Morante is particularly proud of her work to open an operating room at the Laos Friends Hospital for Children. Weeks of delays due to equipment being held at borders, plus training staff, running scenarios and setting up policies led to the beautiful, breath-holding moment when the first child was carried through the operating room doors and surgery was performed ―fluidly, successfully and safely.

Another memorable ― and humbling ― moment involved running a pilot neonatal care workshop in Myanmar after months of visiting hospitals, writing lesson plans and building scenarios. “The highlight for me was seeing the nurses understand and shine when they learned a new skill,” Morante says.

Morante went on to facilitate quality improvement initiatives in eight district hospitals in Myanmar, contributing to the development of a neonatal care program curriculum to be used nationally.

Working as a nurse in Calgary, Morante particularly enjoys mentoring and working with fellow Mount Royal graduates; she appreciates their critical thinking skills, focus on people and family-centred care values.

“In the middle of chaos I often reflect on my very first clinical rotation.

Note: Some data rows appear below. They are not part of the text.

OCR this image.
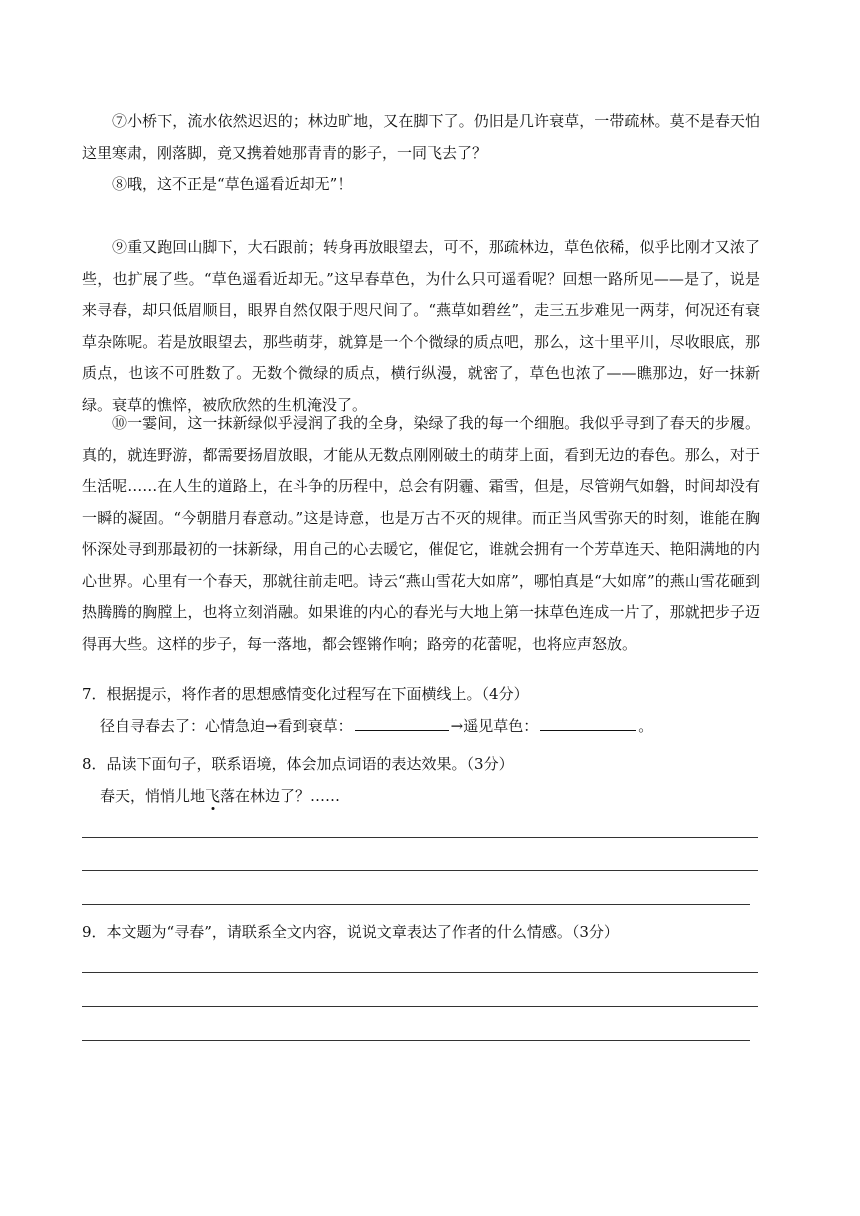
⑦小桥下，流水依然迟迟的；林边旷地，又在脚下了。仍旧是几许衰草，一带疏林。莫不是春天怕这里寒肃，刚落脚，竟又携着她那青青的影子，一同飞去了？

⑧哦，这不正是“草色遥看近却无”！

⑨重又跑回山脚下，大石跟前；转身再放眼望去，可不，那疏林边，草色依稀，似乎比刚才又浓了些，也扩展了些。“草色遥看近却无。”这早春草色，为什么只可遥看呢？回想一路所见——是了，说是来寻春，却只低眉顺目，眼界自然仅限于咫尺间了。“燕草如碧丝”，走三五步难见一两芽，何况还有衰草杂陈呢。若是放眼望去，那些萌芽，就算是一个个微绿的质点吧，那么，这十里平川，尽收眼底，那质点，也该不可胜数了。无数个微绿的质点，横行纵漫，就密了，草色也浓了——瞧那边，好一抹新绿。衰草的憔悴，被欣欣然的生机淹没了。

⑩一霎间，这一抹新绿似乎浸润了我的全身，染绿了我的每一个细胞。我似乎寻到了春天的步履。真的，就连野游，都需要扬眉放眼，才能从无数点刚刚破土的萌芽上面，看到无边的春色。那么，对于生活呢……在人生的道路上，在斗争的历程中，总会有阴霾、霜雪，但是，尽管朔气如磐，时间却没有一瞬的凝固。“今朝腊月春意动。”这是诗意，也是万古不灭的规律。而正当风雪弥天的时刻，谁能在胸怀深处寻到那最初的一抹新绿，用自己的心去暖它，催促它，谁就会拥有一个芳草连天、艳阳满地的内心世界。心里有一个春天，那就往前走吧。诗云“燕山雪花大如席”，哪怕真是“大如席”的燕山雪花砸到热腾腾的胸膛上，也将立刻消融。如果谁的内心的春光与大地上第一抹草色连成一片了，那就把步子迈得再大些。这样的步子，每一落地，都会铿锵作响；路旁的花蕾呢，也将应声怒放。

7．根据提示，将作者的思想感情变化过程写在下面横线上。（4分）

径自寻春去了：心情急迫→看到衰草：	→遥见草色：	。

8．品读下面句子，联系语境，体会加点词语的表达效果。（3分）

春天，悄悄儿地飞落在林边了？……

9．本文题为“寻春”，请联系全文内容，说说文章表达了作者的什么情感。（3分）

Our instructor listed all the course expectations and described what we would become by the end of the clinical experience. I remember worrying ‘How will I ever do it all?’ The answer is the same as I learned years ago: step by step, slowly,” Morante said. This is her advice to students: take it step by step.

MRU is proud to have Rebecca Morante as a 2020 nominee for the Alumni Achievement Awards, the most significant recognition the university can bestow on members of the alumni community. Award recipients will be announced in the fall of 2020.